Collecting and Displaying Chinese Porcelain in European and Persian Cabinets in the Early Modern Period

Project Leader:

Prof. Dr. Sarah E. Fraser

 

This project will link European Chinoiserie with pre-European or proto-Chinoiserie practices of collecting in the Islamic world, exploring the display of Chinese porcelain as objects of wonder in early modern courts in Europe as well as in Islamic Persia; Chinoiserie objects encoded the patron-collector`s ideological project of global rulership.

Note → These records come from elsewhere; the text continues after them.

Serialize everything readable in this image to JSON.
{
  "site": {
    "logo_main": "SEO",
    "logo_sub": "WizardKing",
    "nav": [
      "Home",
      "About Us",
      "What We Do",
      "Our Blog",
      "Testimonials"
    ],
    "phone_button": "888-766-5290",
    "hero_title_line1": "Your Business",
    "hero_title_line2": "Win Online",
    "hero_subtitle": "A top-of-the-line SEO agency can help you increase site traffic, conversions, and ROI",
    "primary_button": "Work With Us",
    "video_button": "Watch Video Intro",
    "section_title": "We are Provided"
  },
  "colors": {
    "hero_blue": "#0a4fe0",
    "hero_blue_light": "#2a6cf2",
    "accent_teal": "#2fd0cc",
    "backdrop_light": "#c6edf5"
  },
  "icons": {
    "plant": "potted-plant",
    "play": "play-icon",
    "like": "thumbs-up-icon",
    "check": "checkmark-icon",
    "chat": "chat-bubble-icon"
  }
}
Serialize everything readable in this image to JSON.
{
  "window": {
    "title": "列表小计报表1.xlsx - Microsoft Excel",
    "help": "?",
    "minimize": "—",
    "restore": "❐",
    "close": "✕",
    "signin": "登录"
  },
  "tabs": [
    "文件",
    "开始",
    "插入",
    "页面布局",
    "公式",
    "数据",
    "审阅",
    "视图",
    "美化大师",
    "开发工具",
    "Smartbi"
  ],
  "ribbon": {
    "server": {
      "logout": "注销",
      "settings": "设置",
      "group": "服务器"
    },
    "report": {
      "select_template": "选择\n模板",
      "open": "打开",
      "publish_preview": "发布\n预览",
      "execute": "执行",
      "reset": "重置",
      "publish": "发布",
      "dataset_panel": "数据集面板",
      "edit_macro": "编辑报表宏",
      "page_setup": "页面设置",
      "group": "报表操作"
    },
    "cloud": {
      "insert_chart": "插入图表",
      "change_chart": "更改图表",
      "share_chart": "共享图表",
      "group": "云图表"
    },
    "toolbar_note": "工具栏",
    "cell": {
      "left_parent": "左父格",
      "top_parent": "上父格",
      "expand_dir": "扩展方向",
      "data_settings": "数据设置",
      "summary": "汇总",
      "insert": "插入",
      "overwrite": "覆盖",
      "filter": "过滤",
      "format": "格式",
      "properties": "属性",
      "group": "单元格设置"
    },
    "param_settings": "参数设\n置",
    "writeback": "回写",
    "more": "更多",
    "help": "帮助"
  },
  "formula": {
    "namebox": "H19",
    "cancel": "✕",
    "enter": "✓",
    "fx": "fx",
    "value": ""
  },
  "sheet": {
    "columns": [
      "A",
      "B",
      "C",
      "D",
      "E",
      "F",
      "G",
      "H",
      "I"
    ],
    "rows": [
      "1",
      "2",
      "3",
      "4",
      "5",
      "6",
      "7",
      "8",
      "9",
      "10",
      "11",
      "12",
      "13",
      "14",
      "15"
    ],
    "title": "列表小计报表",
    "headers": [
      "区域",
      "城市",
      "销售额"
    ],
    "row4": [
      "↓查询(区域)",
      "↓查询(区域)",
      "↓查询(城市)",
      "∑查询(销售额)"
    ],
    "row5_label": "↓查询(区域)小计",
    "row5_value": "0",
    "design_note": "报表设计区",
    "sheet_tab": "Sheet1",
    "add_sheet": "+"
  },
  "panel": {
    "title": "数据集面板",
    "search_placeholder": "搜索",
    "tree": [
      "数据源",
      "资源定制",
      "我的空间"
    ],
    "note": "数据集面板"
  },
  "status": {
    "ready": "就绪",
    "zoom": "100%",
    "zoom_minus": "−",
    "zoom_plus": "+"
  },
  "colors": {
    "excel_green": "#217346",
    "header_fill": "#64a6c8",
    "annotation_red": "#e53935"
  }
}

The custom of collecting Chinese porcelain in the courtly “cabinet” began in fifteenth-century Central Asia and Iran (chini-khana in Persian), and spread throughout India, Turkey, and finally, Europe in the following centuries. In this sense, an analysis of the interrelationship between European and Islamic “porcelain cabinets” will be put into focus, which deconstructs the institution and architectural settings in which a “global Chinoiserie” phenomenon developed. To be specific, the project explores how Chinese porcelain was defined, collected, displayed, and even institutionalized in the Early Modern world. We examine Chinese porcelain as ‘wonder’ and a display mechanism in European and Persian contexts. Major cases of Persian Chini-khana and European Kunstkammer will be studied in detail, and the results will be transformed into a digital database that facilitates further investigation between a network of junior scholars inHeidelberg, Dresden and local institutions in Uzbekistan and Iran. As an ultimate goal, the grant is designed to strengthen a research network already informally built between institutions in Europe, America, and China, and will be extended to include local CentralAsian academic organizations to expand our research on Chinese porcelain`s reception beyond the border of China.